Senin, 13 Juli 2026

DPRD Jember Pelajari TPST BLE Banyumas, Solusi Atasi Darurat Sampah di TPA

Photo Author
Angga Juli Setiawan, Sketsa Nusantara
- Jumat, 22 Mei 2026 | 21:55 WIB
Proses pengolahan sampah di TPST BLE Banyumas. (Dok DPRD Jember)
Proses pengolahan sampah di TPST BLE Banyumas. (Dok DPRD Jember)

SketsaNusantara.id - DPRD Jember melakukan studi ke Kabupaten Banyumas untuk melihat pengeloaan sampah terpadu berwawasan lingkungan dan edukasi (TPST BLE).

Kunjungan ini dimaksudkan untuk belajar terkait dengan pengelolaan sampah, hingga bisa bernilai ekonomis bagi masyarakat.

Anggota Komisi A DPRD Jember Tabroni mengatakan, TPST BLE di Kabupaten Banyumas ini sebagai rujukan Pemerintah Kabupaten Jember yang saat ini tengah menghadapi persoalan sampah.

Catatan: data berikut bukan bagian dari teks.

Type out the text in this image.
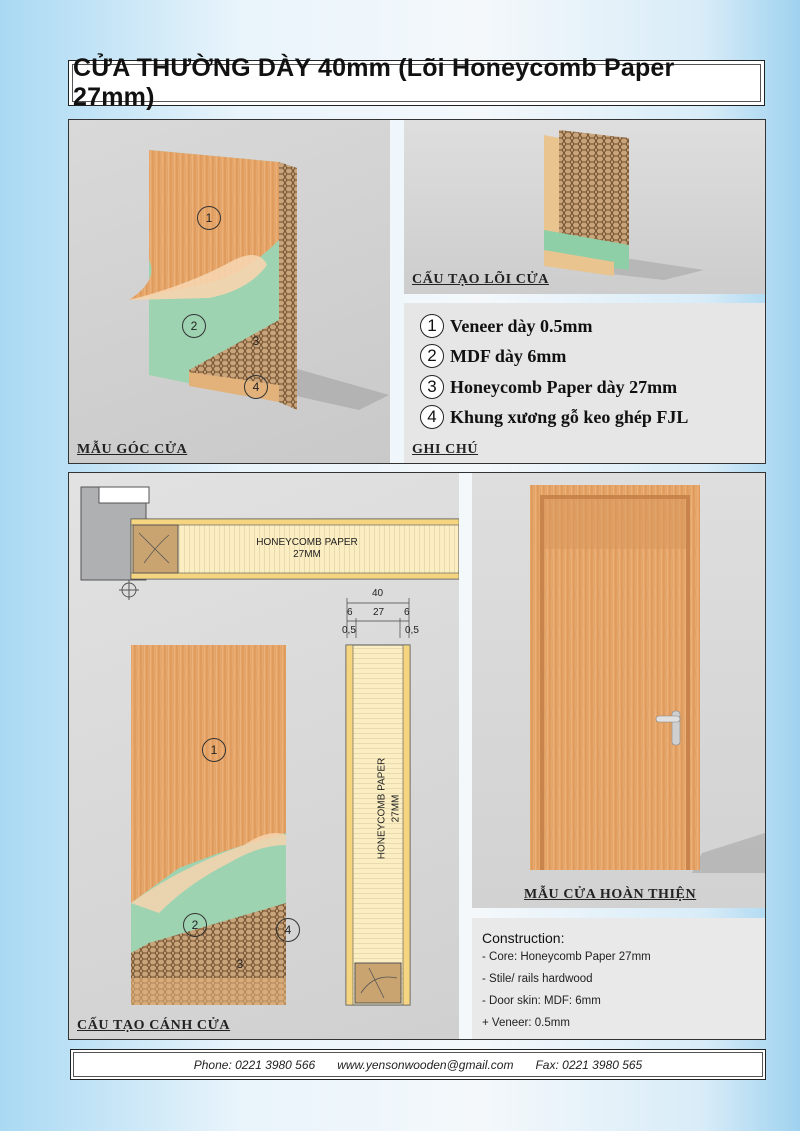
CỬA THƯỜNG DÀY 40mm (Lõi Honeycomb Paper 27mm)
1
2
3
4
MẪU GÓC CỬA
CẤU TẠO LÕI CỬA
1 Veneer dày 0.5mm
2 MDF dày 6mm
3 Honeycomb Paper dày 27mm
4 Khung xương gỗ keo ghép FJL
GHI CHÚ
HONEYCOMB PAPER
27MM
40
6 27 6
0,5	0,5
HONEYCOMB PAPER 27MM
1
2
3
4
CẤU TẠO CÁNH CỬA
MẪU CỬA HOÀN THIỆN
Construction:
- Core: Honeycomb Paper 27mm
- Stile/ rails hardwood
- Door skin: MDF: 6mm
+ Veneer: 0.5mm
Phone: 0221 3980 566 www.yensonwooden@gmail.com Fax: 0221 3980 565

Baca Juga: Belasan Siswa TK dan PAUD Keracunan MBG, Ketua Fraksi NasDem DPRD Jember David: Cabut Izin SPPG Nakal

"TPST BLE ini menjadi salah satu lokasi yang mendapatkan nilai terbaik tingkat nasional dalam pengelolaan sampah," ujarnya saat dikonfirmasi, Jumat 22 Mei 2026.

Dari hasil diskusi bersama kepala UPT TPSP BLE ini, Tabroni menceritakan telah mendapatkan berbagai gambaran terkait pengelolaan sampah mulai dari hulu hingga hilirnya.

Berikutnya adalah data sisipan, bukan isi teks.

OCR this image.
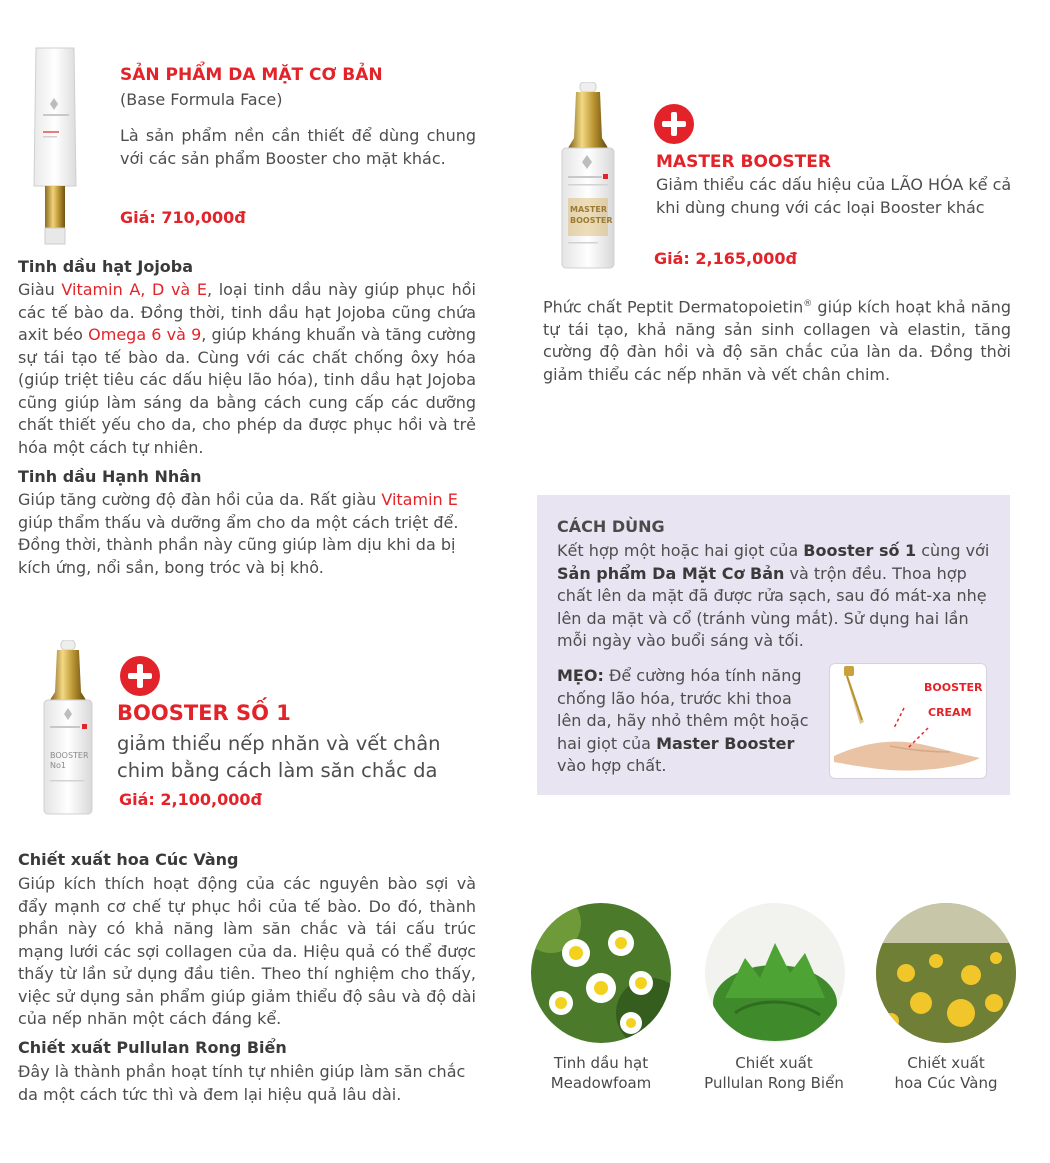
SẢN PHẨM DA MẶT CƠ BẢN
(Base Formula Face)
Là sản phẩm nền cần thiết để dùng chung với các sản phẩm Booster cho mặt khác.
Giá: 710,000đ
Tinh dầu hạt Jojoba
Giàu Vitamin A, D và E, loại tinh dầu này giúp phục hồi các tế bào da. Đồng thời, tinh dầu hạt Jojoba cũng chứa axit béo Omega 6 và 9, giúp kháng khuẩn và tăng cường sự tái tạo tế bào da. Cùng với các chất chống ôxy hóa (giúp triệt tiêu các dấu hiệu lão hóa), tinh dầu hạt Jojoba cũng giúp làm sáng da bằng cách cung cấp các dưỡng chất thiết yếu cho da, cho phép da được phục hồi và trẻ hóa một cách tự nhiên.
Tinh dầu Hạnh Nhân
Giúp tăng cường độ đàn hồi của da. Rất giàu Vitamin E giúp thẩm thấu và dưỡng ẩm cho da một cách triệt để. Đồng thời, thành phần này cũng giúp làm dịu khi da bị kích ứng, nổi sần, bong tróc và bị khô.
MASTER
BOOSTER
MASTER BOOSTER
Giảm thiểu các dấu hiệu của LÃO HÓA kể cả khi dùng chung với các loại Booster khác
Giá: 2,165,000đ
Phức chất Peptit Dermatopoietin® giúp kích hoạt khả năng tự tái tạo, khả năng sản sinh collagen và elastin, tăng cường độ đàn hồi và độ săn chắc của làn da. Đồng thời giảm thiểu các nếp nhăn và vết chân chim.
CÁCH DÙNG
Kết hợp một hoặc hai giọt của Booster số 1 cùng với Sản phẩm Da Mặt Cơ Bản và trộn đều. Thoa hợp chất lên da mặt đã được rửa sạch, sau đó mát-xa nhẹ lên da mặt và cổ (tránh vùng mắt). Sử dụng hai lần mỗi ngày vào buổi sáng và tối.
MẸO: Để cường hóa tính năng chống lão hóa, trước khi thoa lên da, hãy nhỏ thêm một hoặc hai giọt của Master Booster vào hợp chất.
BOOSTER
CREAM
BOOSTER
No1
BOOSTER SỐ 1
giảm thiểu nếp nhăn và vết chân chim bằng cách làm săn chắc da
Giá: 2,100,000đ
Chiết xuất hoa Cúc Vàng
Giúp kích thích hoạt động của các nguyên bào sợi và đẩy mạnh cơ chế tự phục hồi của tế bào. Do đó, thành phần này có khả năng làm săn chắc và tái cấu trúc mạng lưới các sợi collagen của da. Hiệu quả có thể được thấy từ lần sử dụng đầu tiên. Theo thí nghiệm cho thấy, việc sử dụng sản phẩm giúp giảm thiểu độ sâu và độ dài của nếp nhăn một cách đáng kể.
Chiết xuất Pullulan Rong Biển
Đây là thành phần hoạt tính tự nhiên giúp làm săn chắc da một cách tức thì và đem lại hiệu quả lâu dài.
Tinh dầu hạt
Meadowfoam
Chiết xuất
Pullulan Rong Biển
Chiết xuất
hoa Cúc Vàng
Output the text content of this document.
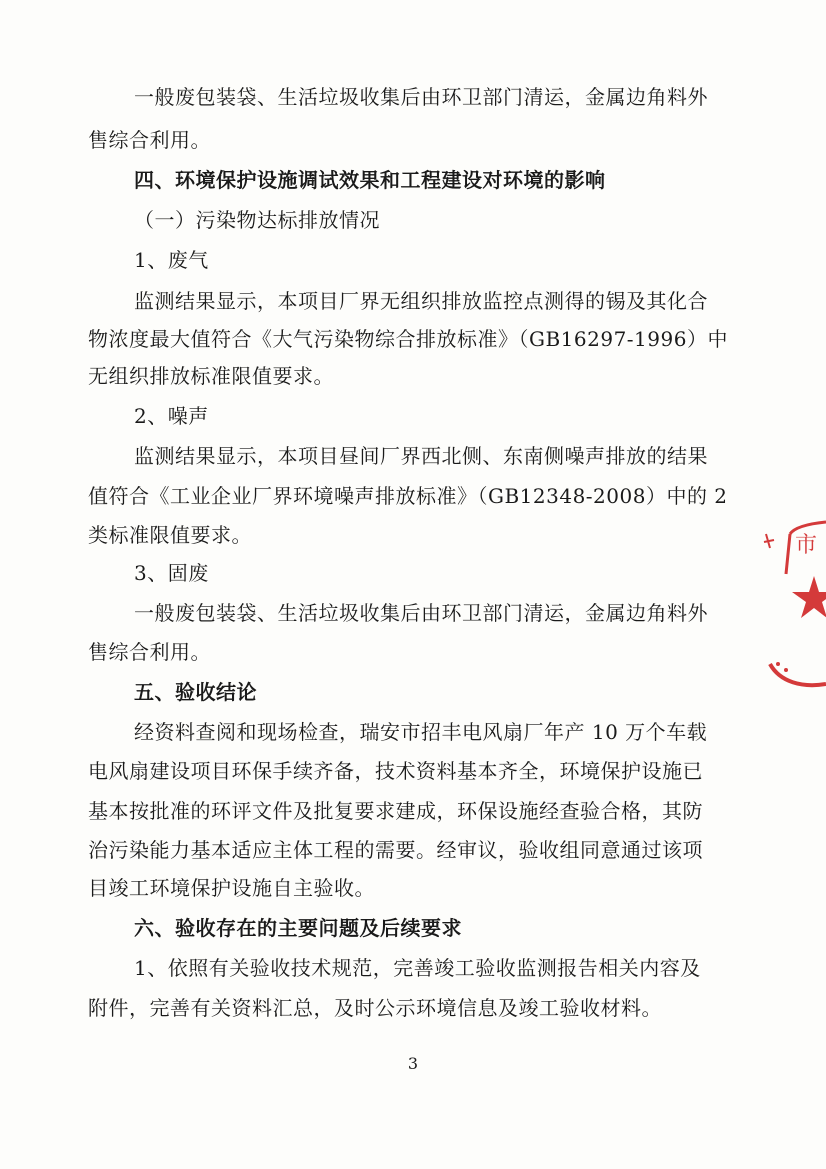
一般废包装袋、生活垃圾收集后由环卫部门清运，金属边角料外
售综合利用。
四、环境保护设施调试效果和工程建设对环境的影响
（一）污染物达标排放情况
1、废气
监测结果显示，本项目厂界无组织排放监控点测得的锡及其化合
物浓度最大值符合《大气污染物综合排放标准》（GB16297-1996）中
无组织排放标准限值要求。
2、噪声
监测结果显示，本项目昼间厂界西北侧、东南侧噪声排放的结果
值符合《工业企业厂界环境噪声排放标准》（GB12348-2008）中的 2
类标准限值要求。
3、固废
一般废包装袋、生活垃圾收集后由环卫部门清运，金属边角料外
售综合利用。
五、验收结论
经资料查阅和现场检查，瑞安市招丰电风扇厂年产 10 万个车载
电风扇建设项目环保手续齐备，技术资料基本齐全，环境保护设施已
基本按批准的环评文件及批复要求建成，环保设施经查验合格，其防
治污染能力基本适应主体工程的需要。经审议，验收组同意通过该项
目竣工环境保护设施自主验收。
六、验收存在的主要问题及后续要求
1、依照有关验收技术规范，完善竣工验收监测报告相关内容及
附件，完善有关资料汇总，及时公示环境信息及竣工验收材料。
3
市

"Kemarin kami berdiskusi dan melihat alat yang mereka gunakan, di sini kami mendapatkan banyak gambaran dan proses pengelolaan mereka bisa terbaik ternyata telah melalui proses yang panjang," imbuhnya.

Baca Juga: Anggota DPRD Jember Bongkar Alasan Main Game Saat Rapat: Lupa Kasih Makan Sapi

Sejak tahun 2017 Kabupaten Banyumas telah membentuk Kelompok Swadaya Masyarakat (KSM) dan mulai mendirikan TPST BLE ini.

"Mereka juga ternyata mendapatkan bantuan APBN berupa alat pengolahan sampah, dan baru bisa berjalan tahun 2021 hingga sekarang," ungkapnya.

Tabroni menyampaikan, dalam pengelolaan sampah ini tidak bisa dilakukan seperti membalikkan telapak tangan, tetapi harus dilakukan step by step.

Baca Juga: TPA Pakusari Over Capacity, DPRD Jember Ungkap Ancaman Sampah Menumpuk di Jalan dan Sungai

"Jadi mereka dari awal sekali mendorong kesadaran masyarakat dan memberikan sosialisasi terus menerus, untuk bisa mulai memilah sampah rumah tangga (hulu) yakni sampah organik, anorganik hingga B3," jelasnya.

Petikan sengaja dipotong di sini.